Posts Tagged ‘software development’

Code generation

Code generation is a common tool in software. Usually it sits behind the scenes, just a layer of automation translating from one programming language to another. But sometimes it becomes useful to build your own code generator. In a project at work, we’ve implemented a code generator based off a DSL (domain specific language) that generates an implementation of our domain contract. There’s a lot of meaty terms in that last sentence, let’s spend some time and break them down.

Common use case: compilers

First, I said that code generation is common, but behind the scenes. That’s because most compilers have some form of code generation happening in them. So for example, compiling Typescript for a Web app, or compiling Swift for an iOS app.

Let’s talk a little more about compilers. A compiler’s job is to take source code that humans can read and produce output that a computer can run. This is broken up into parts:

  1. Parsing the source code
  2. Stuff
  3. Generate output.

Parsing the source code is all about understanding text and turning it into a format a computer can do stuff with.

Stuff could be interesting things, like in Typescript, adding static type checking to vanilla Javascript. This usually involves manipulating an abstract syntax tree. For example, you could enforce rules in the tree and make sure everything is valid.

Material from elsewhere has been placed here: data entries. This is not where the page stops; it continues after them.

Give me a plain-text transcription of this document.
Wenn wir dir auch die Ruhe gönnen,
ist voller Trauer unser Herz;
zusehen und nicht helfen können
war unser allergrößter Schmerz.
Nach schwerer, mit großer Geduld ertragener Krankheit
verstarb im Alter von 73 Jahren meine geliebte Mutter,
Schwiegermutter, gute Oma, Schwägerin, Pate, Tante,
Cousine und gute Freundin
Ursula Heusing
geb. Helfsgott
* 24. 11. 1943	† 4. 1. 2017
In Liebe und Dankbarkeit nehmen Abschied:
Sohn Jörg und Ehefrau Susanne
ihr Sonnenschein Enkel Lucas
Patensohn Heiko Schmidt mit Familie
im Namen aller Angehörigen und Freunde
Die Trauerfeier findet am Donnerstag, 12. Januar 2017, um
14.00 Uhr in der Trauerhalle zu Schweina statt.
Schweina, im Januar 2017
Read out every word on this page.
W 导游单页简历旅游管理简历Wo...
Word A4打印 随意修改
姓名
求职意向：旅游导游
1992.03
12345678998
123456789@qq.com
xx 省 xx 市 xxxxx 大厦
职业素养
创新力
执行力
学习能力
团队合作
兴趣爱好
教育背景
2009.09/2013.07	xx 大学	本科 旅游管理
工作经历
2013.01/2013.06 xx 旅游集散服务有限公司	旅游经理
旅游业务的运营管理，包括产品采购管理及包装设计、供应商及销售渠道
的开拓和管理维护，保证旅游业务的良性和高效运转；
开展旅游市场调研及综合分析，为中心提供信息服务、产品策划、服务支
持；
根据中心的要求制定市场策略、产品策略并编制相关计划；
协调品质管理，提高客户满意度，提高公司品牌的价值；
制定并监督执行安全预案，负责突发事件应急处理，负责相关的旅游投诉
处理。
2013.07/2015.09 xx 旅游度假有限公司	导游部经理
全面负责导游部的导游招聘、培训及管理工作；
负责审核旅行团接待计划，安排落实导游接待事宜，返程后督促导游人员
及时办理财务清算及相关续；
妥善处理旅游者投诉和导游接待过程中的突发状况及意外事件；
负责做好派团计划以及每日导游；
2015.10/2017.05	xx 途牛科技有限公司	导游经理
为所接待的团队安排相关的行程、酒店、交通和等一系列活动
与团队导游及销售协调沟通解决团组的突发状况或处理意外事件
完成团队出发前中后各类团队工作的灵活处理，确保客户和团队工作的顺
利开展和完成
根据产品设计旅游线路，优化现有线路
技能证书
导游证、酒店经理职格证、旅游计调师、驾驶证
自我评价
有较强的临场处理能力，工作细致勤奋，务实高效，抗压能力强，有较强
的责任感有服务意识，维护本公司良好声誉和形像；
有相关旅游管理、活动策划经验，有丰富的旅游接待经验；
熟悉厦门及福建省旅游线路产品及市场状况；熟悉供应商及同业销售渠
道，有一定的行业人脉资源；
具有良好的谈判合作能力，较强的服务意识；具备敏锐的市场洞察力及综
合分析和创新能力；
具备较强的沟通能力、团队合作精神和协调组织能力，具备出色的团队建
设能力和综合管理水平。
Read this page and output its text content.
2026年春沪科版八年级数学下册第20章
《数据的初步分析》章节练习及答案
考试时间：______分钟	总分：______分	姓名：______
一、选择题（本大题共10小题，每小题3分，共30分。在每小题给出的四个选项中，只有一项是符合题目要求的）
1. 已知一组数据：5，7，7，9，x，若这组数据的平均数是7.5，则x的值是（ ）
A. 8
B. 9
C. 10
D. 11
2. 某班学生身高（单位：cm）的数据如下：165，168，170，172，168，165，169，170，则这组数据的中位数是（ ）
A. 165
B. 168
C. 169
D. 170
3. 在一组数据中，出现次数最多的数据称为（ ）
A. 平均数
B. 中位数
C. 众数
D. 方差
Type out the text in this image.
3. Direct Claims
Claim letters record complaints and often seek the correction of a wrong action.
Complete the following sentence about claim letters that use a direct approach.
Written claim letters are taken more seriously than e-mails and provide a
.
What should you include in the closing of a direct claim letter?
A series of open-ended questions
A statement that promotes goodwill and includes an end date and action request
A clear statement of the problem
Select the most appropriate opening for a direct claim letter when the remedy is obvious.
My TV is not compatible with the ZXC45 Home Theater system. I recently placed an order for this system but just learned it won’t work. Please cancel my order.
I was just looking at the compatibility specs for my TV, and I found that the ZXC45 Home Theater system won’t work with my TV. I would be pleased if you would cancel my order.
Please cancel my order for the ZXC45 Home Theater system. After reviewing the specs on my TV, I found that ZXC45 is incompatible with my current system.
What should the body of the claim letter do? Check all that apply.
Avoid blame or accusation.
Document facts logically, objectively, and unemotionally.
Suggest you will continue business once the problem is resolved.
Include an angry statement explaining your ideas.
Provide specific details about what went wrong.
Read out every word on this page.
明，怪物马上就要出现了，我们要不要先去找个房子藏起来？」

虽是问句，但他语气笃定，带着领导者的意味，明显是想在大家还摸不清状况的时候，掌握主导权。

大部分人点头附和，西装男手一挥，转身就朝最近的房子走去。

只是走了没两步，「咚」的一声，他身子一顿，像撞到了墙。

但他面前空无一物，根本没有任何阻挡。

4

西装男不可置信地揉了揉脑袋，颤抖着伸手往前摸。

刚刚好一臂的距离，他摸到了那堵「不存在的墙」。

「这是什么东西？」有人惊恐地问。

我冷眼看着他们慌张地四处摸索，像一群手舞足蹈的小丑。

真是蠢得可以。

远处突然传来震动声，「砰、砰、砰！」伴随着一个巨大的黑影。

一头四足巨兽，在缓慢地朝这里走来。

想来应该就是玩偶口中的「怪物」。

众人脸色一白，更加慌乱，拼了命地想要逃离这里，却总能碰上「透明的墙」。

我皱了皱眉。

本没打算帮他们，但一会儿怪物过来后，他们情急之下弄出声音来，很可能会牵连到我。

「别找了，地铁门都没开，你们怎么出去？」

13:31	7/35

Generate output is the code generation part. The tree needs to turn back into something that the computer can run. For Typescript this is generating Javascript, for Swift, this is producing machine code.

A quick example

2 + 2

Given the above syntax, parsing turns it into a syntax tree:

Then for stuff maybe we want to enforce that a “Plus” always has “integers” connected to it. In this case, our tree looks good.

For generate output, we need a rule for what to do with a “Plus”. I’m making up this rule:

  • Load the left hand number into the computer.
  • Load the right hand number into the computer.
  • Add them.

So we apply that rule to our tree and get:

  • Load a 2 into the computer.
  • Load a 2 into the computer.
  • Add them.

Which is approximately what machine language looks like 🙂 I linked to NAND to Tetris which my friend Devin Mork showed me. It reminds me of my computer architecture course in college.

Domain Specific Languages

A domain specific language is making your own programming language. This lets you (1) create a language that is more meaningful and specific, and (2) produce generated code that does something useful.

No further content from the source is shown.